A (working) list of tools/methods to be streamlined here include

~~MvdL and K. Pollard's HOPACH, called specifically for dimension reduction over CpG sites and baseline (phenotype-level) covariates, implemented in the eponymous hopach package~~
MvdL and C. Tuglus's FDR-MSA for multiple testing corrections (already implemented as part of this package)
A. Chambaz's TMLE-NPVI (the NPVI parameter appears to be some kind of linear projection of the dose-response curve), implemented in the tmle.npvi package
A. Hubbard's TMLE for the ATE in genomic settings, applied to DNA methylation data (and bespoke R code, already made available)
Screening procedures, including those based on limma, DA.Test, and tmle.npvi

Bioconductor Submission

Submission of this package and the associated data package methyvimData is in progress. View the contributions issue here.

add TMLE for risk ratio

TMLE for the ratio (similar to what's used for ATE, but requires a delta method) -- this should already be implemented in the tmle::tmle function that we wrap around

supporting doubly robust inference

we should also support David's very general drtmle package, which is on CRAN and on GitHub. This can come in a subsequent release on Bioconductor.

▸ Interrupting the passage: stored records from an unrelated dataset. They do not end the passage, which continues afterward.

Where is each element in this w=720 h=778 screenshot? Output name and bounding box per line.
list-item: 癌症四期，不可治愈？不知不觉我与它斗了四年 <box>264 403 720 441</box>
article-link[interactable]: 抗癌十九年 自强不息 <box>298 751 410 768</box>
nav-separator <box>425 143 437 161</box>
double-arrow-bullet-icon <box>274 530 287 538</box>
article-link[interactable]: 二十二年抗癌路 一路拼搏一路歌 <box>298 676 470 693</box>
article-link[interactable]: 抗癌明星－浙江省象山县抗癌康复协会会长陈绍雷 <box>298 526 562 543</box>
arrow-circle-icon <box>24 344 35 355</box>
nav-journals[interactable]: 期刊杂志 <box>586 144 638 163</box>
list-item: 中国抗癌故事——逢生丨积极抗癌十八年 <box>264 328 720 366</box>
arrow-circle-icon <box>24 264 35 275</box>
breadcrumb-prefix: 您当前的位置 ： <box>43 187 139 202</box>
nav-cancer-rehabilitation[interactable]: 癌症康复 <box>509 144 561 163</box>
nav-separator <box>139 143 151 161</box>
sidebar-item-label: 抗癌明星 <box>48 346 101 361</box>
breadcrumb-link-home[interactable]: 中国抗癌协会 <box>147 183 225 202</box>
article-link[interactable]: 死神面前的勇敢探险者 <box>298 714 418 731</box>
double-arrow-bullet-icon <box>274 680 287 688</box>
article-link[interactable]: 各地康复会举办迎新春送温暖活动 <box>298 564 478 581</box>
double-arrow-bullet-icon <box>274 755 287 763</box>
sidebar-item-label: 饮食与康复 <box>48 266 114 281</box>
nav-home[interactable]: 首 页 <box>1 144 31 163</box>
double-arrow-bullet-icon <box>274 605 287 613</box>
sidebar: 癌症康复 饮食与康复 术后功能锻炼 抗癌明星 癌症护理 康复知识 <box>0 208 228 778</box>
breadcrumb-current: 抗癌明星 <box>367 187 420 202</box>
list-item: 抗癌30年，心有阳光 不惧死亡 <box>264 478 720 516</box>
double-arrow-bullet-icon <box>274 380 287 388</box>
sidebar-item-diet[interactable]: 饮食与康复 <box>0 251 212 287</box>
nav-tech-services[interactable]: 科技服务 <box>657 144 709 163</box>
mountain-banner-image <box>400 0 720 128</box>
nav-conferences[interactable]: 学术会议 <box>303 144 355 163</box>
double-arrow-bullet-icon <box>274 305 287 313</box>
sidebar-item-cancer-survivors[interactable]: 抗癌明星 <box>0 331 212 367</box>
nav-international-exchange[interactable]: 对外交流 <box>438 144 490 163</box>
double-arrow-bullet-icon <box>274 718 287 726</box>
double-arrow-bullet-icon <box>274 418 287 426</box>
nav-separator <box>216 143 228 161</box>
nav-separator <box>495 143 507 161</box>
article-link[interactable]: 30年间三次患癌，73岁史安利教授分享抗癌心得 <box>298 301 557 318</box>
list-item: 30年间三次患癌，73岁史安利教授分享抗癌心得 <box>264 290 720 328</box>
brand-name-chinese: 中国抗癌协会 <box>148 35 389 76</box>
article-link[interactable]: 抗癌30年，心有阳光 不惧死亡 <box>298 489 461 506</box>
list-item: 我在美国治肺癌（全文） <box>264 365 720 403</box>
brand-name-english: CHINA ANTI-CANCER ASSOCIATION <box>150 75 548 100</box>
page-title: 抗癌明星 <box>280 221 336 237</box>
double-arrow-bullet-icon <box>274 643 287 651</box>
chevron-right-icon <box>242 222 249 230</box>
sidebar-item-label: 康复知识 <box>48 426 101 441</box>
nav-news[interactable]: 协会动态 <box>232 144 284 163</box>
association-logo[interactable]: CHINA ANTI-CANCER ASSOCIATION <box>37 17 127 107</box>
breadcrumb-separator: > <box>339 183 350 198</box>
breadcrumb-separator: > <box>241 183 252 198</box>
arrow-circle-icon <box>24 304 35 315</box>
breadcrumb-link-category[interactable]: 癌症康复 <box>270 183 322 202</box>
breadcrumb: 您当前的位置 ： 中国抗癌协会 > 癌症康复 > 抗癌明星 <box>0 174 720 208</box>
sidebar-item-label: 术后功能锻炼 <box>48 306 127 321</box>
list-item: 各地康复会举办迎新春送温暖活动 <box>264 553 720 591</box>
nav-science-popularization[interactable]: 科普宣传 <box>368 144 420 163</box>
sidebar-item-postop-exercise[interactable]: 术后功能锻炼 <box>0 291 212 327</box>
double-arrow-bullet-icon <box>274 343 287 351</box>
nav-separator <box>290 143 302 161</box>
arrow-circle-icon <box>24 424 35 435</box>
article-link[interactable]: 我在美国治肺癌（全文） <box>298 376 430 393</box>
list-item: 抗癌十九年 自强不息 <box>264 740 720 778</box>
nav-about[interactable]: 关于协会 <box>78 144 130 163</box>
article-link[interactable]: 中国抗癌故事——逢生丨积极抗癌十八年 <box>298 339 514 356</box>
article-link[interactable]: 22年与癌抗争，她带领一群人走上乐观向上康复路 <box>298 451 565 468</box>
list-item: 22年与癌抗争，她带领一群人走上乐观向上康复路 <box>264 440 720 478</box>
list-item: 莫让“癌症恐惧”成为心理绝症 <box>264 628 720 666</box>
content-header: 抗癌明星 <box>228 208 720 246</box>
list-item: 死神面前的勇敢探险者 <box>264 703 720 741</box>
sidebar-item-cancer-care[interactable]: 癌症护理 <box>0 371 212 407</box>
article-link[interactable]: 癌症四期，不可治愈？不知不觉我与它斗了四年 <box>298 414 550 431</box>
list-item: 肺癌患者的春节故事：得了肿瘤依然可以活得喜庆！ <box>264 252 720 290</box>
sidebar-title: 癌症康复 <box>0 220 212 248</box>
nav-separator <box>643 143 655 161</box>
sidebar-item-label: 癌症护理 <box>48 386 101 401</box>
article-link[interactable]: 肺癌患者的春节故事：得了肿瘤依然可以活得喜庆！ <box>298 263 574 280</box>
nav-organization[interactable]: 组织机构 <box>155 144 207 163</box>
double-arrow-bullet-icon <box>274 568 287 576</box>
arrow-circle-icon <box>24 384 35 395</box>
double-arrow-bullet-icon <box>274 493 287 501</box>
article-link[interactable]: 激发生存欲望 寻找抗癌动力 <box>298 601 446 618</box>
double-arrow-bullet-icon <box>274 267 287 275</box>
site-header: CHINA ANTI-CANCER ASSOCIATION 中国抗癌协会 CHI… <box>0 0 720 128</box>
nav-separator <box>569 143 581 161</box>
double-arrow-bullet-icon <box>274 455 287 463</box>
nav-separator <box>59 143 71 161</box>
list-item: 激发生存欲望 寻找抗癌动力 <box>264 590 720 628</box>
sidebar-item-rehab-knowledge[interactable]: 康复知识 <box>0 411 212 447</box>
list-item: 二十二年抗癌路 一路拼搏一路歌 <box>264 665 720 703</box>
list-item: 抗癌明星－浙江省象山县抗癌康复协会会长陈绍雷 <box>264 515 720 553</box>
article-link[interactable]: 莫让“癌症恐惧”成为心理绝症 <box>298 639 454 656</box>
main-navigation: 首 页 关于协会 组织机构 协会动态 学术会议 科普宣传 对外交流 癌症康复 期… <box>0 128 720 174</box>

This has mostly been implemented on the branch drtmle. There remain a few (possibly) outstanding issues that need to be dealt with

drtmle (sensibly) does not support the setting where W = 1 uniformly. There are suggestions on how to handle this setting here
A recent update of drtmle on CRAN (v1.0.2) returns the observed data after application of the efficient influence function transform. This makes it possible to port the variance shrinkage approach (based on limma and implemented in biotmle) to this setting.